Kampus ITS, ITS News — Berkurangnya tingkat polusi dan emisi karbon di masa pandemi Covid-19 menjadi tantangan tersendiri bagi masyarakat agar bisa mempertahankannya setelah pandemi berakhir. Hal tersebut mendasari topik kuliah tamu yang diadakan Departemen Teknik Lingkungan Institut Teknologi Sepuluh Nopember (ITS) secara daring pada Selasa, (9/3) lalu.
Pandemi menjadi awal dari terjadinya resesi ekonomi. Jika resesi ekonomi tidak dapat diatasi dengan baik, permasalahan lain juga akan muncul, yaitu perubahan iklim. Perubahan iklim yang tidak ditangani pada akhirnya menyebabkan penurunan keanekaragaman hayati dunia. “Pada intinya pandemi menyebabkan efek domino bagi kehidupan,” ungkap pembicara kuliah tamu ini, Ir Dicky Edwin Hindarto.
Namun menariknya, data dari nature.com yang disampaikan Dicky menyebutkan bahwa pandemi menurunkan emisi karbon global sebanyak -8,8 persen. Kondisi tersebut disebabkan aktivitas industri yang menurun secara drastis. Akan tetapi, emisi karbon diperkirakan akan kembali meningkat pasca pandemi. Hal tersebut selanjutnya menjadi tantangan untuk melakukan green recovery agar situasi hijau dapat dipertahankan.
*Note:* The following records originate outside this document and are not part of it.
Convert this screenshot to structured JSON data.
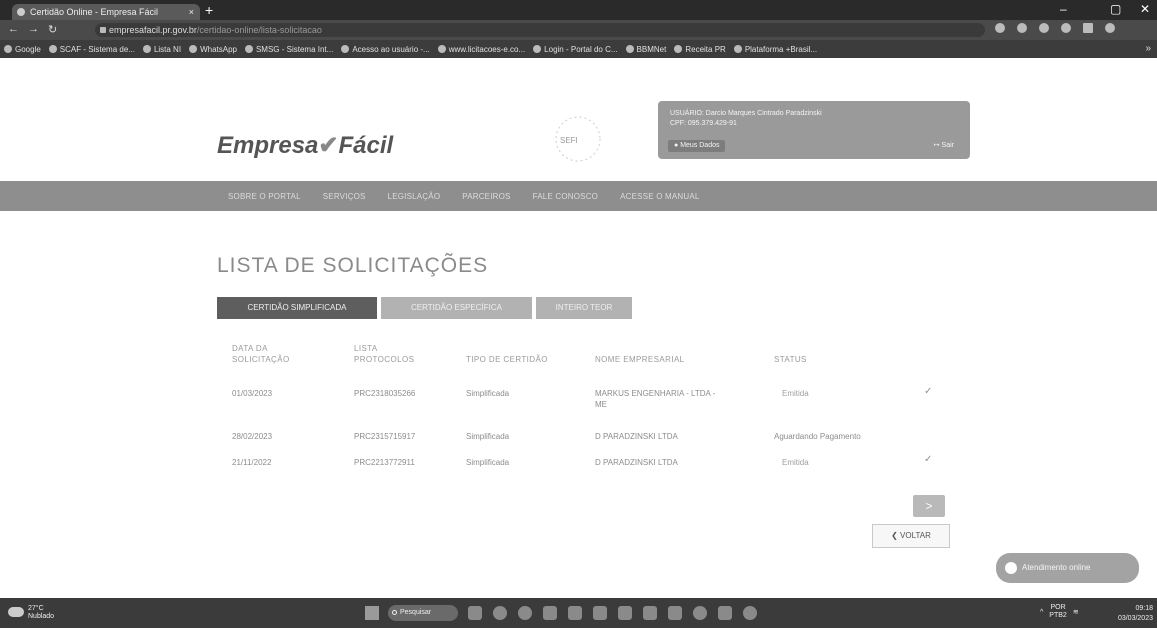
{
  "browser": {
    "tab_title": "Certidão Online - Empresa Fácil",
    "new_tab": "+",
    "url_host": "empresafacil.pr.gov.br",
    "url_path": "/certidao-online/lista-solicitacao",
    "bookmarks": [
      "Google",
      "SCAF - Sistema de...",
      "Lista NI",
      "WhatsApp",
      "SMSG - Sistema Int...",
      "Acesso ao usuário -...",
      "www.licitacoes-e.co...",
      "Login - Portal do C...",
      "BBMNet",
      "Receita PR",
      "Plataforma +Brasil..."
    ]
  },
  "header": {
    "logo_text": "Empresa",
    "logo_text2": "Fácil",
    "seal_text": "SEFI",
    "user_label": "USUÁRIO: Darcio Marques Cintrado Paradzinski",
    "cpf_label": "CPF: 095.379.429-91",
    "meus_dados": "Meus Dados",
    "sair": "Sair"
  },
  "menu": {
    "items": [
      "SOBRE O PORTAL",
      "SERVIÇOS",
      "LEGISLAÇÃO",
      "PARCEIROS",
      "FALE CONOSCO",
      "ACESSE O MANUAL"
    ]
  },
  "content": {
    "title": "LISTA DE SOLICITAÇÕES",
    "tabs": [
      "CERTIDÃO SIMPLIFICADA",
      "CERTIDÃO ESPECÍFICA",
      "INTEIRO TEOR"
    ],
    "columns": {
      "c1": [
        "DATA DA",
        "SOLICITAÇÃO"
      ],
      "c2": [
        "LISTA",
        "PROTOCOLOS"
      ],
      "c3": "TIPO DE CERTIDÃO",
      "c4": "NOME EMPRESARIAL",
      "c5": "STATUS"
    },
    "rows": [
      {
        "date": "01/03/2023",
        "protocol": "PRC2318035266",
        "type": "Simplificada",
        "name1": "MARKUS ENGENHARIA - LTDA -",
        "name2": "ME",
        "status": "Emitida",
        "check": "✓"
      },
      {
        "date": "28/02/2023",
        "protocol": "PRC2315715917",
        "type": "Simplificada",
        "name1": "D PARADZINSKI LTDA",
        "name2": "",
        "status": "Aguardando Pagamento",
        "check": ""
      },
      {
        "date": "21/11/2022",
        "protocol": "PRC2213772911",
        "type": "Simplificada",
        "name1": "D PARADZINSKI LTDA",
        "name2": "",
        "status": "Emitida",
        "check": "✓"
      }
    ],
    "next_label": ">",
    "back_label": "VOLTAR",
    "chat_label": "Atendimento online"
  },
  "taskbar": {
    "temp": "27°C",
    "weather": "Nublado",
    "search": "Pesquisar",
    "lang1": "POR",
    "lang2": "PTB2",
    "time": "09:18",
    "date": "03/03/2023"
  }
}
Dicky kemudian menyampaikan perubahan perilaku konsumen energi dunia. Pada tahun 2020 lalu, terjadi penurunan konsumsi energi global secara signifikan, kecuali jenis energi terbarukan yang mengalami peningkatan. Maka dapat disimpulkan bahwa green recovery saat ini sedang menjadi tren masyarakat dunia.
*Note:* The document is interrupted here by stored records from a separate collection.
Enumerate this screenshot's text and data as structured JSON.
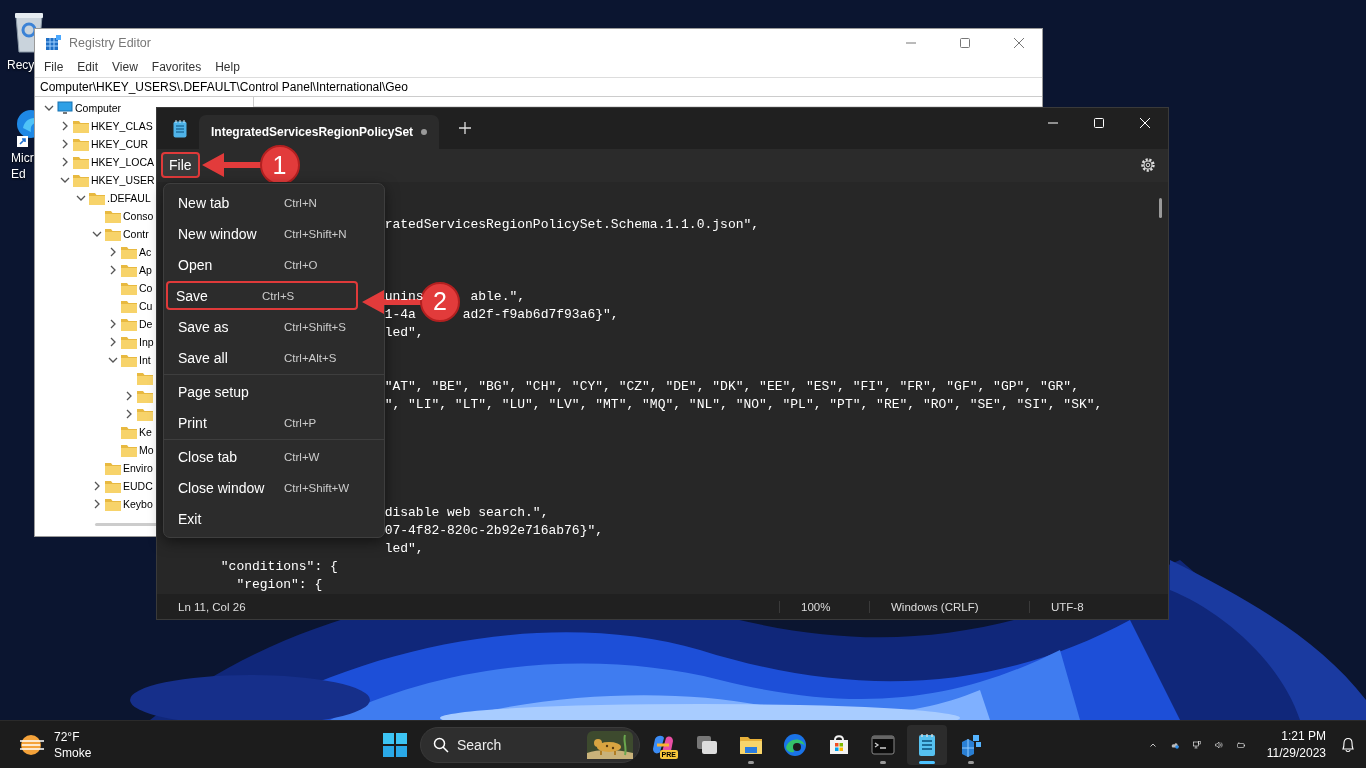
{
  "desktop": {
    "icons": [
      {
        "kind": "recycle-bin",
        "label_lines": [
          "Recy"
        ]
      },
      {
        "kind": "edge",
        "label_lines": [
          "Micr",
          "Ed"
        ]
      }
    ]
  },
  "registry_editor": {
    "title": "Registry Editor",
    "menu": [
      "File",
      "Edit",
      "View",
      "Favorites",
      "Help"
    ],
    "address": "Computer\\HKEY_USERS\\.DEFAULT\\Control Panel\\International\\Geo",
    "tree": [
      {
        "kind": "computer",
        "label": "Computer",
        "expanded": true,
        "children": [
          {
            "kind": "folder",
            "label": "HKEY_CLAS",
            "expanded": false
          },
          {
            "kind": "folder",
            "label": "HKEY_CUR",
            "expanded": false
          },
          {
            "kind": "folder",
            "label": "HKEY_LOCA",
            "expanded": false
          },
          {
            "kind": "folder",
            "label": "HKEY_USER",
            "expanded": true,
            "children": [
              {
                "kind": "folder",
                "label": ".DEFAUL",
                "expanded": true,
                "children": [
                  {
                    "kind": "folder",
                    "label": "Conso"
                  },
                  {
                    "kind": "folder",
                    "label": "Contr",
                    "expanded": true,
                    "children": [
                      {
                        "kind": "folder",
                        "label": "Ac",
                        "expanded": false
                      },
                      {
                        "kind": "folder",
                        "label": "Ap",
                        "expanded": false
                      },
                      {
                        "kind": "folder",
                        "label": "Co"
                      },
                      {
                        "kind": "folder",
                        "label": "Cu"
                      },
                      {
                        "kind": "folder",
                        "label": "De",
                        "expanded": false
                      },
                      {
                        "kind": "folder",
                        "label": "Inp",
                        "expanded": false
                      },
                      {
                        "kind": "folder",
                        "label": "Int",
                        "expanded": true,
                        "children": [
                          {
                            "kind": "folder"
                          },
                          {
                            "kind": "folder",
                            "expanded": false
                          },
                          {
                            "kind": "folder",
                            "expanded": false
                          }
                        ]
                      },
                      {
                        "kind": "folder",
                        "label": "Ke"
                      },
                      {
                        "kind": "folder",
                        "label": "Mo"
                      }
                    ]
                  },
                  {
                    "kind": "folder",
                    "label": "Enviro"
                  },
                  {
                    "kind": "folder",
                    "label": "EUDC",
                    "expanded": false
                  },
                  {
                    "kind": "folder",
                    "label": "Keybo",
                    "expanded": false
                  }
                ]
              }
            ]
          }
        ]
      }
    ]
  },
  "notepad": {
    "tabs": [
      {
        "title": "IntegratedServicesRegionPolicySet",
        "modified": true,
        "selected": true
      }
    ],
    "menu": [
      {
        "label": "File",
        "open": true,
        "callout": "1"
      }
    ],
    "lines": [
      {
        "kind": "blank"
      },
      {
        "kind": "clipped",
        "parts": [
          "ratedServicesRegionPolicySet.Schema.1.1.0.json\","
        ]
      },
      {
        "kind": "blank"
      },
      {
        "kind": "blank"
      },
      {
        "kind": "blank"
      },
      {
        "kind": "clipped",
        "parts": [
          "unins",
          "able.\","
        ]
      },
      {
        "kind": "clipped",
        "parts": [
          "1-4a",
          "ad2f-f9ab6d7f93a6}\","
        ]
      },
      {
        "kind": "clipped",
        "parts": [
          "led\","
        ]
      },
      {
        "kind": "blank"
      },
      {
        "kind": "blank"
      },
      {
        "kind": "clipped",
        "parts": [
          "\"AT\", \"BE\", \"BG\", \"CH\", \"CY\", \"CZ\", \"DE\", \"DK\", \"EE\", \"ES\", \"FI\", \"FR\", \"GF\", \"GP\", \"GR\","
        ]
      },
      {
        "kind": "clipped",
        "parts": [
          "\", \"LI\", \"LT\", \"LU\", \"LV\", \"MT\", \"MQ\", \"NL\", \"NO\", \"PL\", \"PT\", \"RE\", \"RO\", \"SE\", \"SI\", \"SK\","
        ]
      },
      {
        "kind": "blank"
      },
      {
        "kind": "blank"
      },
      {
        "kind": "blank"
      },
      {
        "kind": "blank"
      },
      {
        "kind": "blank"
      },
      {
        "kind": "clipped",
        "parts": [
          "disable web search.\","
        ]
      },
      {
        "kind": "clipped",
        "parts": [
          "07-4f82-820c-2b92e716ab76}\","
        ]
      },
      {
        "kind": "clipped",
        "parts": [
          "led\","
        ]
      },
      {
        "kind": "full",
        "text": "      \"conditions\": {"
      },
      {
        "kind": "full",
        "text": "        \"region\": {"
      }
    ],
    "status_bar": [
      "Ln 11, Col 26",
      "100%",
      "Windows (CRLF)",
      "UTF-8"
    ]
  },
  "file_menu": {
    "items": [
      {
        "kind": "item",
        "label": "New tab",
        "shortcut": "Ctrl+N"
      },
      {
        "kind": "item",
        "label": "New window",
        "shortcut": "Ctrl+Shift+N"
      },
      {
        "kind": "item",
        "label": "Open",
        "shortcut": "Ctrl+O"
      },
      {
        "kind": "item",
        "label": "Save",
        "shortcut": "Ctrl+S",
        "callout": "2"
      },
      {
        "kind": "item",
        "label": "Save as",
        "shortcut": "Ctrl+Shift+S"
      },
      {
        "kind": "item",
        "label": "Save all",
        "shortcut": "Ctrl+Alt+S"
      },
      {
        "kind": "separator"
      },
      {
        "kind": "item",
        "label": "Page setup"
      },
      {
        "kind": "item",
        "label": "Print",
        "shortcut": "Ctrl+P"
      },
      {
        "kind": "separator"
      },
      {
        "kind": "item",
        "label": "Close tab",
        "shortcut": "Ctrl+W"
      },
      {
        "kind": "item",
        "label": "Close window",
        "shortcut": "Ctrl+Shift+W"
      },
      {
        "kind": "item",
        "label": "Exit"
      }
    ]
  },
  "taskbar": {
    "weather": {
      "temperature": "72°F",
      "condition": "Smoke"
    },
    "search": {
      "placeholder": "Search"
    },
    "apps": [
      {
        "kind": "copilot",
        "badge": "PRE",
        "running": false,
        "active": false
      },
      {
        "kind": "task-view",
        "running": false,
        "active": false
      },
      {
        "kind": "folder",
        "running": true,
        "active": false
      },
      {
        "kind": "browser",
        "running": false,
        "active": false
      },
      {
        "kind": "store",
        "running": false,
        "active": false
      },
      {
        "kind": "terminal",
        "running": true,
        "active": false
      },
      {
        "kind": "notepad",
        "running": true,
        "active": true
      },
      {
        "kind": "registry",
        "running": true,
        "active": false
      }
    ],
    "tray": {
      "time": "1:21 PM",
      "date": "11/29/2023"
    }
  }
}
Program green recovery turut menarik partisipasi perusahaan swasta internasional untuk bergabung dalam program RE 100. Program ini mempunyai komitmen untuk menggunakan 100 persen energi terbarukan di sistem operasinya. Energi terbarukan sendiri diklaim lebih menopang ekonomi secara berkelanjutan daripada energi fosil karena sumber energinya yang kontinu, bersih, dan tidak pernah habis.
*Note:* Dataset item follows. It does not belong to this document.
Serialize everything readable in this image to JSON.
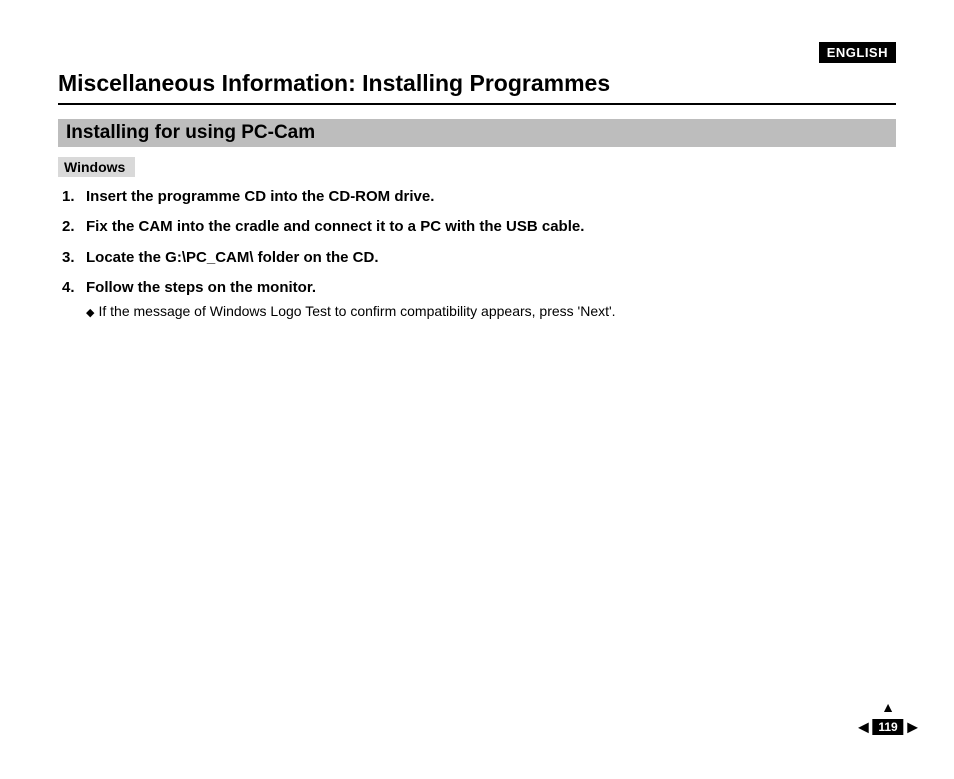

“Beberapa bisnis perusahaan minyak seperti ExxonMobil, Royal Dutch Shell, Chevron, BP, dan Total SA mulai beralih menggunakan energi terbarukan,” tambah Dicky. Survei yang dilakukan Ipsos MORI juga menunjukkan bahwa 25 persen responden dari seluruh dunia setuju agar pemerintah melakukan green recovery untuk memulihkan ekonomi pasca pandemi.
Pada akhirnya dapat disimpulkan, green recovery pasca pandemi menjadi potensi terbukanya green jobs secara lebar. Sebuah studi di US menyimpulkan bahwa akan lebih banyak tercipta lapangan kerja yang berwawasan lingkungan. Sektor teknologi terbarukan menciptakan 75 pekerjaan, sektor efisiensi energi menciptakan 77 pekerjaan, sedangkan sektor energi fosil hanya menciptakan 27 pekerjaan.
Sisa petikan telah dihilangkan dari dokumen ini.